|Clay and some products|
When Chennai reeled under the unprecedented rains last year, one of the causes was that the riverbeds in the city had not been cleaned in eons; all the muck that we had generously donated to the river built up into a mini dam at the point where the ocean and the river met; and the river started flowing back into the city, flooding its many streets and low-lying areas; many of which were built on beds of water bodies such as ponds and lakes.
It brought on discussions about how once upon a time, communities around the water bodies took it on themselves to clean them periodically and prepare it for the oncoming rains. The beds were desilted, removing extra clay and clearing the spring/fountainhead so that the ground could soak in the water and hold it for the communities to flourish around it.
The clay then - what happened to it? Why, it went to the potters and apart from the regular products made of clay, and during religious occasions idols of various sizes would consume a large part of the clay. Natural colours would embellish it and flowers and cotton garments would be draped around it. It gave a temporary boost to businesses and also gave people cause for celebration and hope before the harvesting season later.
When the time was ripe, these clay idols would go back to their source, the river, where they would dissolve easily without polluting the water.
Last year, a magazine ran a story on how Ganesha idols immersed indifferently in shallow waters are a potential environmental hazard. They are made of artificial materials, draped in polyesters. It is tragic to see a wonderful tradition, which was also introduced to synchronise with the natural cycle, slowly becoming a threat to the ecology.

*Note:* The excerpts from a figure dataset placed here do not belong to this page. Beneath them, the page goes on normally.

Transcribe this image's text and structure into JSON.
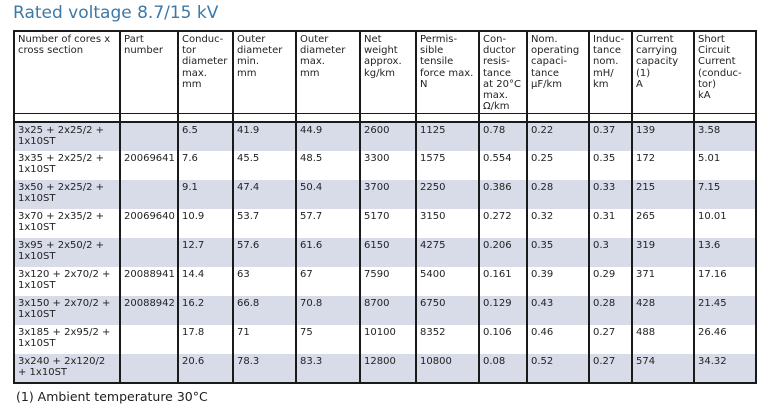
{
  "page": {
    "title": "Rated voltage 8.7/15 kV",
    "footnote": "(1) Ambient temperature 30°C"
  },
  "colors": {
    "title_text": "#3e78a6",
    "row_shade": "#d8dbe8",
    "table_border": "#1a1a1a",
    "body_text": "#232323"
  },
  "table": {
    "headers": [
      "Number of cores x\ncross section",
      "Part\nnumber",
      "Conduc-\ntor\ndiameter\nmax.\nmm",
      "Outer\ndiameter\nmin.\nmm",
      "Outer\ndiameter\nmax.\nmm",
      "Net\nweight\napprox.\nkg/km",
      "Permis-\nsible\ntensile\nforce max.\nN",
      "Con-\nductor\nresis-\ntance\nat 20°C\nmax.\nΩ/km",
      "Nom.\noperating\ncapaci-\ntance\nµF/km",
      "Induc-\ntance\nnom.\nmH/\nkm",
      "Current\ncarrying\ncapacity\n(1)\nA",
      "Short\nCircuit\nCurrent\n(conduc-\ntor)\nkA"
    ],
    "rows": [
      [
        "3x25 + 2x25/2 +\n1x10ST",
        "",
        "6.5",
        "41.9",
        "44.9",
        "2600",
        "1125",
        "0.78",
        "0.22",
        "0.37",
        "139",
        "3.58"
      ],
      [
        "3x35 + 2x25/2 +\n1x10ST",
        "20069641",
        "7.6",
        "45.5",
        "48.5",
        "3300",
        "1575",
        "0.554",
        "0.25",
        "0.35",
        "172",
        "5.01"
      ],
      [
        "3x50 + 2x25/2 +\n1x10ST",
        "",
        "9.1",
        "47.4",
        "50.4",
        "3700",
        "2250",
        "0.386",
        "0.28",
        "0.33",
        "215",
        "7.15"
      ],
      [
        "3x70 + 2x35/2 +\n1x10ST",
        "20069640",
        "10.9",
        "53.7",
        "57.7",
        "5170",
        "3150",
        "0.272",
        "0.32",
        "0.31",
        "265",
        "10.01"
      ],
      [
        "3x95 + 2x50/2 +\n1x10ST",
        "",
        "12.7",
        "57.6",
        "61.6",
        "6150",
        "4275",
        "0.206",
        "0.35",
        "0.3",
        "319",
        "13.6"
      ],
      [
        "3x120 + 2x70/2 +\n1x10ST",
        "20088941",
        "14.4",
        "63",
        "67",
        "7590",
        "5400",
        "0.161",
        "0.39",
        "0.29",
        "371",
        "17.16"
      ],
      [
        "3x150 + 2x70/2 +\n1x10ST",
        "20088942",
        "16.2",
        "66.8",
        "70.8",
        "8700",
        "6750",
        "0.129",
        "0.43",
        "0.28",
        "428",
        "21.45"
      ],
      [
        "3x185 + 2x95/2 +\n1x10ST",
        "",
        "17.8",
        "71",
        "75",
        "10100",
        "8352",
        "0.106",
        "0.46",
        "0.27",
        "488",
        "26.46"
      ],
      [
        "3x240 + 2x120/2\n+ 1x10ST",
        "",
        "20.6",
        "78.3",
        "83.3",
        "12800",
        "10800",
        "0.08",
        "0.52",
        "0.27",
        "574",
        "34.32"
      ]
    ]
  }
}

Last week, I was heartened to see a video of clay Ganesha models with seeds inside them. Keep it in the garden after the puja and watch plants sprout. Yes, with care and thought, we can keep the tradition alive and enjoy the season without harming the environment. There are many rituals that are pointless. And many that have great depth and understanding of the natural cycle. If we can separate the grain from the chafe, and strengthen meaningful ones while discarding the rest, we can once again revive our national pride even while doing our bit for our culture, tradition, environment and the small scale industry.